$BLESS второй раз подтягивания, você segurou?
Primeira onda de alta (31 de julho a 2 de agosto)
Começou em US$ 0.0076, puxou até perto de US$ 0.020, com alta de quase 160%; depois começou a oscilar e cair, recuando para perto de US$ 0.011, devolvendo quase metade do ganho. Estrutura típica de “pull-up” dos principais: puxa para cima para atrair o fluxo de seguidistas, depois oscila em alta para “sacudir” as pessoas.
Segunda onda de alta (4 de agosto a 6 de agosto)
Do fundo da correção em US$ 0.011, voltou a iniciar; o topo chegou a US$ 0.027312. No momento, está em US$ 0.025852, com queda de cerca de -1,38% em relação ao topo.
Esta alta foi ainda mais forte, mas há alguns detalhes importantes a observar:
O preço atual está abaixo da MA(7) em US$ 0.026016; as médias de curto prazo começam a pressionar. O volume nesta fase é claramente maior do que na primeira (195M vs. primeira onda), sugerindo participação ativa de capital. Porém, após o aumento com grande volume, normalmente é necessário digerir o fluxo de compra e venda (61,75% vs. 38,25%); os compradores ainda estão em vantagem, mas a pressão de ordens na parte alta começa a se acumular. Taxa de financiamento +0,0657%, um pouco alta. O custo das posições compradas está subindo; fica fácil ser “puxado com agulhadas”.
Questão central
Depois de duas altas consecutivas, agora estamos na fase de consolidação em alta da segunda onda. US$ 0.027312 é a zona de pressão atual; se não conseguir romper de forma efetiva, é provável que enfrente mais uma rodada de recuo.

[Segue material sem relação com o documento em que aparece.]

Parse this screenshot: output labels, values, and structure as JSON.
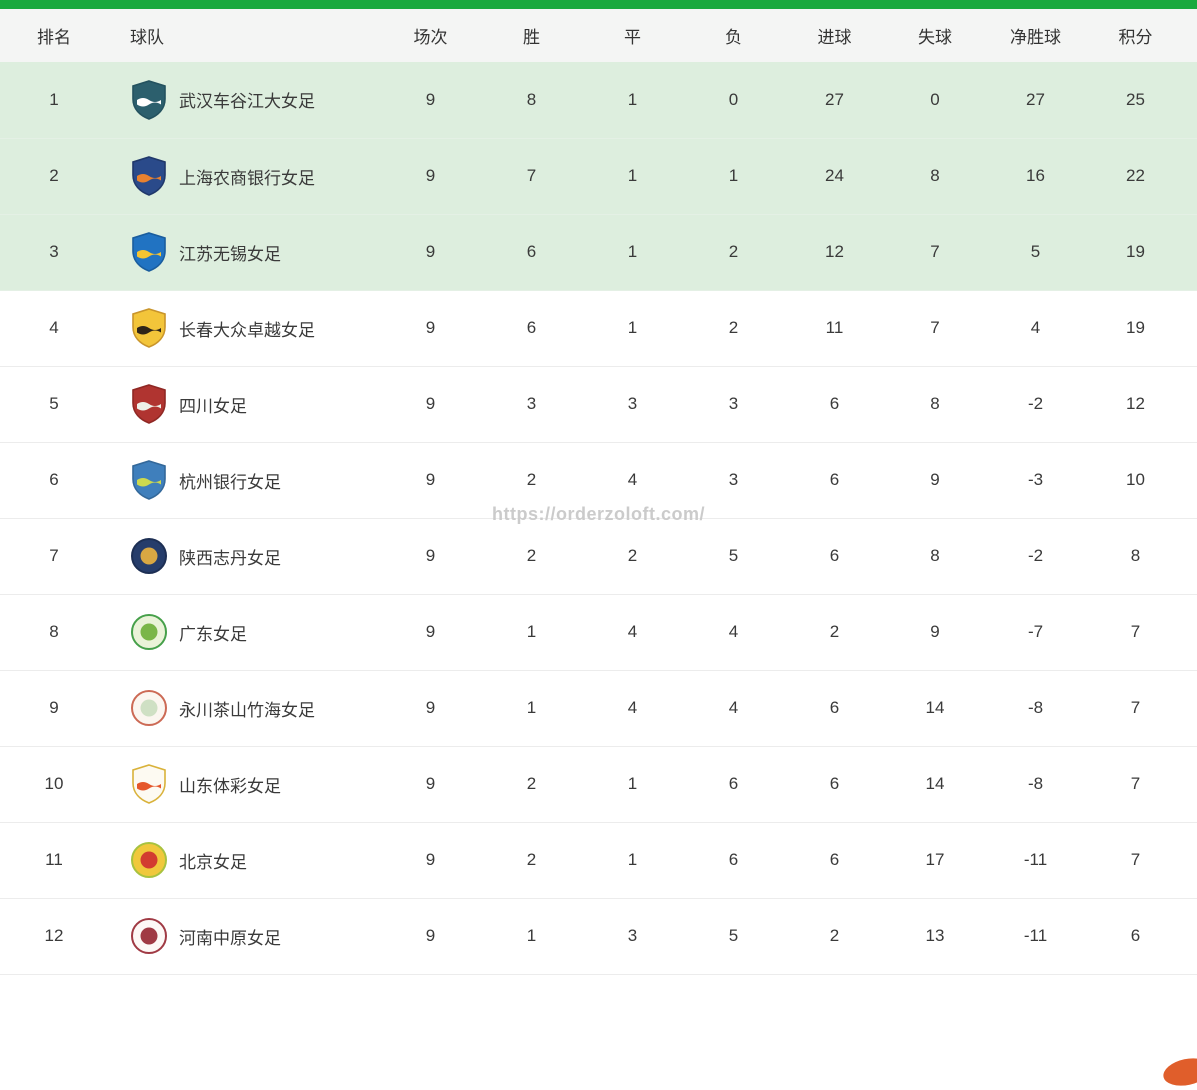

Suportes ficam na faixa de US$ 0.022–0.023 (perto do topo da primeira onda).
Esse tipo de estrutura com “duplo puxão” historicamente costuma ter dois desfechos: ou a terceira onda continua e faz novas máximas, ou no ponto atual forma um topo e começa a fazer a distribuição aos poucos.
O ponto-chave é se o volume de negociações consegue continuar aumentando. Se diminuir, fica perigoso.
Primeira onda de alta (31 de julho a 2 de agosto)
Começou em US$ 0.0076, puxou até perto de US$ 0.020, com alta de quase 160%; depois começou a oscilar e cair, recuando para perto de US$ 0.011, devolvendo quase metade do ganho. Estrutura típica de “pull-up” dos principais: puxa para cima para atrair o fluxo de seguidistas, depois oscila em alta para “sacudir” as pessoas.
Segunda onda de alta (4 de agosto a 6 de agosto)
Do fundo da correção em US$ 0.011, voltou a iniciar; o topo chegou a US$ 0.027312. No momento, está em US$ 0.025852, com queda de cerca de -1,38% em relação ao topo.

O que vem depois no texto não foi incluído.